With the continuous development of mass spectrometry imaging (MSI)-based tools for spatially resolved metabolomics and disease screening and diagnosis, challenges remain and appear. We are aiming to develop new versatile MSI platforms and apply them into different bioanalytical applications: 1. Three-dimensional, high-sensitivity laser-based platform for single cell or tissue MSI studies, 2. In-situ structural elucidations of metabolites, lipids and glycans in MSI experiments without extensive tissue derivatization and instrument modifications, and 3. In-depth mechanistic studies of interactions of organic radicals with lipids for development of potential disease therapy. Our work will also include extensive collaborations with scientists at the Brain Institute of UVA through the Neuroscience Grant Challenge Initiative. We will implement our bioanalytical techniques to solve questions related to the pathogenesis of various neurodegenerative diseases, such as Alzheimer's disease.

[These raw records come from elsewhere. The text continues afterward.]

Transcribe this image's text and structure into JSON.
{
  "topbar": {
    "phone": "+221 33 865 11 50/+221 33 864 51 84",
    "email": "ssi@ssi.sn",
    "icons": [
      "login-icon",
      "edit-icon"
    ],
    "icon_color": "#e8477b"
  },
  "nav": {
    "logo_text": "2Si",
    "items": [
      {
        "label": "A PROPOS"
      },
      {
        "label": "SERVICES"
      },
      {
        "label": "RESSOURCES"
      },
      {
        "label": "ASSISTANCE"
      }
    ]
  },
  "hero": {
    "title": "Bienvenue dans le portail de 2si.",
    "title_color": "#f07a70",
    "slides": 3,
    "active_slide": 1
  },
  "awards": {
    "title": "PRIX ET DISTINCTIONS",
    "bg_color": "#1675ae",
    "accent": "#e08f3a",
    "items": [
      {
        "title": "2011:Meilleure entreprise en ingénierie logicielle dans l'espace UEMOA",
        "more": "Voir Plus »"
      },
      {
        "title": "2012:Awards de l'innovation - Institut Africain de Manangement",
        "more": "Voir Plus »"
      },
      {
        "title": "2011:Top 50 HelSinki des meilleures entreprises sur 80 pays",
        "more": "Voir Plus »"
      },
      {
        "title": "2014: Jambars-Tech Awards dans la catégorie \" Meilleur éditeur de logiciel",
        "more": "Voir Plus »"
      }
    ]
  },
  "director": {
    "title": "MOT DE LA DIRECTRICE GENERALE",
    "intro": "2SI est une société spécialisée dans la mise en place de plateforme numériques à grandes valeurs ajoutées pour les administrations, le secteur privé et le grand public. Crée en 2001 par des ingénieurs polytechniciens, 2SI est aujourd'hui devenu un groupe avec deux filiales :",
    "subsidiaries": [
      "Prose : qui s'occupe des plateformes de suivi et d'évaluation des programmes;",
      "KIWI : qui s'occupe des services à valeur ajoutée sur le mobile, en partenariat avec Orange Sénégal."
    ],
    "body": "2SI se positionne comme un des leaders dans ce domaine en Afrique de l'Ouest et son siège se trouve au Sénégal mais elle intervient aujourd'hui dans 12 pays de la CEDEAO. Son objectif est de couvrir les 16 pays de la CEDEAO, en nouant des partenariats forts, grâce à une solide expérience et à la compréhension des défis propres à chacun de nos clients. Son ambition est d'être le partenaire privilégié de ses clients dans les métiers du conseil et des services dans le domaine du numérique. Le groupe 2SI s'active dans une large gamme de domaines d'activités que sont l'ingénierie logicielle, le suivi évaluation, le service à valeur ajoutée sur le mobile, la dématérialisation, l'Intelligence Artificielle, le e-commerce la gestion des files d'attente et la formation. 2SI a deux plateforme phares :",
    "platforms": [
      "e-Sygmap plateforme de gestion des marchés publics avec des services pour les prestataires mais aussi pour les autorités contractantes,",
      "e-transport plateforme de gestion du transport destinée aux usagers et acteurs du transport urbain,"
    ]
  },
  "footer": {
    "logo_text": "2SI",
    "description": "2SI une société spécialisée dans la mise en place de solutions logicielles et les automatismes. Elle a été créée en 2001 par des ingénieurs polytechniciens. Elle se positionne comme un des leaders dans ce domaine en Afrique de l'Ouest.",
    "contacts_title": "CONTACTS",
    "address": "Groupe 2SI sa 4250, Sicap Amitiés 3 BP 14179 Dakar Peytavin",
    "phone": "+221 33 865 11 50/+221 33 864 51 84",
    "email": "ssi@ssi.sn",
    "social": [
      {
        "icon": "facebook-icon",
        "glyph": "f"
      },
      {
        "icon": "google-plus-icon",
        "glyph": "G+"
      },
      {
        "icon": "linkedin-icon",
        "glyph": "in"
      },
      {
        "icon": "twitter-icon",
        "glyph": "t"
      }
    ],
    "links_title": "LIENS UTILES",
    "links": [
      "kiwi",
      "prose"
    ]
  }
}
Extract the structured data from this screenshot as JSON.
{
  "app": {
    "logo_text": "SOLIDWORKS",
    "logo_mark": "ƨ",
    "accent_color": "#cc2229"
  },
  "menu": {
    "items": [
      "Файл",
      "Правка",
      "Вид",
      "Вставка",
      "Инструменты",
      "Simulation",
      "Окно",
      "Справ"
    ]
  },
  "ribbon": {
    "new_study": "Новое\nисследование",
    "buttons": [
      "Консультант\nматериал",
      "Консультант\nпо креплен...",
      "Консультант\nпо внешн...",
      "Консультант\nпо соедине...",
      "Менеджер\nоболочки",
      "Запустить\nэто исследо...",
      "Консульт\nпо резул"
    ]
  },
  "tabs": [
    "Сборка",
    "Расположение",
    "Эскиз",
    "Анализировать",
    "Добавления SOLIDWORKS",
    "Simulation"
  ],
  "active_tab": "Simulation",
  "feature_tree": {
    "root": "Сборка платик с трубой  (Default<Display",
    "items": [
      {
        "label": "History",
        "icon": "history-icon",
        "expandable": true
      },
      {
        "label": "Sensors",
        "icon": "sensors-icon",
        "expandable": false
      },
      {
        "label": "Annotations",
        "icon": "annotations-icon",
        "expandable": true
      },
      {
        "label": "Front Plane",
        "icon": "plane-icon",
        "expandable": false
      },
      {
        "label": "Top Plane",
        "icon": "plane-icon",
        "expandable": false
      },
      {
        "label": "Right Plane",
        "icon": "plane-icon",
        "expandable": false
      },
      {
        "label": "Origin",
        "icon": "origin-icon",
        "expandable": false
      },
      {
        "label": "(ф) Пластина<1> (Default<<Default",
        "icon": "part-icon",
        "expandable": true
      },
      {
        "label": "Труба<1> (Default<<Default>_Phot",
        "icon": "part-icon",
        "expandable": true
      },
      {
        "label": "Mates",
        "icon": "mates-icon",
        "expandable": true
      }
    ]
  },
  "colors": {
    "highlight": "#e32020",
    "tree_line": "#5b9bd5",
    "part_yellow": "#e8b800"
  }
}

1. Laser-based tissue and single-cell MSI

Matrix-assisted laser desorption/ionization (MALDI) has been the most commonly used method for MSI studied on a variety of samples, covering a reasonable range of molecules. However, limitations of MALDI MSI still exist, including low sensitivity toward small molecule metabolites with molecular weights lower than 400 Da, due to the interference and ion suppressions caused by extensive matrix ions, and low sensitivity toward less polar compounds. Besides, desorption and ionization occur simultaneously during a MALDI experiment, leading to in-source fragmentations of some labile compounds. Matrix application is also a major cause for the relatively low reproducibility of MALDI MSI experiments. Therefore, we are developing a gentler, matrix-free laser-based technique, laser-induced acoustic desorption (LIAD) to desorb intact molecules from the tissue surface, and couple it to other soft ionization techniques such as electrospray (ESI) and atmospheric pressure chemical ionization (APCI) for spatial omics studies.
LIAD employs a laser beam onto the back of a thin metal foil, generates acoustic waves transmitted through the metal foil, and knocks off molecules from the other surface of the foil gently into gas phase. Unlike laser desorption/ionization (LDI), little to no fragmentations are introduced to the desorbed molecules in LIAD experiments (Figure 1). We plan to apply LIAD as a new platform for MSI experiments to investigate spatial distributions of lipids and N-glycans of tissue sections. With this approach, we aim to obtain deeper understanding of metabolic pathways and alterations involved in various disease progression at molecular level.
We will conduct systematic studies by varying laser energy and number of laser shots, testing different metals and alloys and adjusting thicknesses of the metal foil to optimize the desorption efficiency and couple this LIAD MSI setup to different ion sources, so that both polar and nonpolar molecules can be imaged, providing a broad compound coverage.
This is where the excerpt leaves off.